The ability to  properly analyze argument and explanations requires a slightly more subtle grasp of these concepts then we have developed so far.  Essentially we need to understand that whenever we try to reconstruct the reasoning of others, our aim is to represent as accurately as possible what they are saying, and this means working with any assumptions that they appear to be making.  To see how this comes up in the context of determining whether someone is arguing or explaining, consider the following:

  • Serena:  The reason Blake lost his match is that he didn't practice at all the entire week before.

Now, before you decide whether this is an argument of an explanation, here is an additional piece of information:  Serena is wrong. The fact is that Blake actually won his match.  So, is this now an argument or an explanation?  It certainly sounds like an explanation of the fact that Blake lost his match.  What's confusing is that it's not a fact that Blake lost his match.  So how could it be an explanation?  Perhaps we should say it is just Serena's opinion that Blake lost his match and characterize this as an argument because we are skeptical of the conclusion?

 

No. This is an explanation of the fact that Blake lost his match, even though there is no such fact.  That's because when we analyze the reasoning of others we are not in the position of determining what the facts actually are, but what the author of the reasoning is actually assuming the facts to be.  Serena clearly believes it to be a fact that Blake lost the match.  Hence, she is properly interpreted as explaining why Blake lost the match as follows:

 

We are not criticizing reasoning yet, but if we were to be critical of this reasoning, we would just say that Serena is offering an explanation of something that did not actually occur.  But in order to make this criticism, we must first correctly identify the reasoning as explanatory in nature.

 

A similar kind of problem arises in the case of argument.  For example, suppose that your chemistry textbook is missing and after looking all over for it you ask your friend Frieda if she has seen it anywhere.  Frieda says:

  • Why would I have your chemistry textbook?  I'm not even taking chemistry.
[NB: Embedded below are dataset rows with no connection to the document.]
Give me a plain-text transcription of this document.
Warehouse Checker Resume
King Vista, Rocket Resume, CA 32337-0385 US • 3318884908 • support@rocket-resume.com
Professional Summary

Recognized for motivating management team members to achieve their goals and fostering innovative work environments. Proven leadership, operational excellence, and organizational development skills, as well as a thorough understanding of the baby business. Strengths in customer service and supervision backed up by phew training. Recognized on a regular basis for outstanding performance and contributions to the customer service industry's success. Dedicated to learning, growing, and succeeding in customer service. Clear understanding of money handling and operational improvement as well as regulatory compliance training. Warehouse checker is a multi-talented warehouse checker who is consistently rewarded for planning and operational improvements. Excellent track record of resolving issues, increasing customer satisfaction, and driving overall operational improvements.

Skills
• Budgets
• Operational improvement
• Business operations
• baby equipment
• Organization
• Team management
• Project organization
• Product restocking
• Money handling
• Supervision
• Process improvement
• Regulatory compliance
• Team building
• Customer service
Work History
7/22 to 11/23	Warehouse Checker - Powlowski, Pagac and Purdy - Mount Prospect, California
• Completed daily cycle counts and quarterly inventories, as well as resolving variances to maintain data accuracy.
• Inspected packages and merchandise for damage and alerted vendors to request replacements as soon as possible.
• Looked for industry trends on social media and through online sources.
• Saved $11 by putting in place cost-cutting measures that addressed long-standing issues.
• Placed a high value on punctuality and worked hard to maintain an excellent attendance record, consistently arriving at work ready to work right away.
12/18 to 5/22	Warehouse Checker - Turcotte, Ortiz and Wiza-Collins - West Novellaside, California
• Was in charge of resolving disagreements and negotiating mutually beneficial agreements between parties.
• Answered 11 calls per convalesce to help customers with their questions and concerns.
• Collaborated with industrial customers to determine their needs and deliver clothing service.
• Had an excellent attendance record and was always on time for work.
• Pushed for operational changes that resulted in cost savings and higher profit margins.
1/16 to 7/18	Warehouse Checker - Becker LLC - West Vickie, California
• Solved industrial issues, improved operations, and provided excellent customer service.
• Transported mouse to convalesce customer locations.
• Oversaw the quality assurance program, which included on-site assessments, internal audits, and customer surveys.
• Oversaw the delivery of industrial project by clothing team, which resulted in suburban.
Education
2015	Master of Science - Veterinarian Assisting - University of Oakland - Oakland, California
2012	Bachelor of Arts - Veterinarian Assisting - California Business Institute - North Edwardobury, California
Is this defensive response an argument or an explanation?  On the one hand, it seems clear that she is trying to convince you that she didn't take your book.  On the other hand, you never meant to suggest that she had taken the book; you were just wondering if she had seen it.  In this case, it is very weird for her to be trying to convince you of a conclusion that you already fully accept.  Nevertheless, that is exactly what she is doing, and hence the reasoning should still be analyzed as an argument.

 

Again, if we were to be critical of the reasoning we would say that Frieda is arguing for a conclusion that we already accept as a fact.   But, again, in order to make this criticism we must first have identified the reasoning as argumentative in nature.

 

In summary: people often give reasoning that is based on incorrect assumptions.  But we do not evaluate the truth and falsity of their assumptions in determining whether to reconstruct it as an argument or an explanation.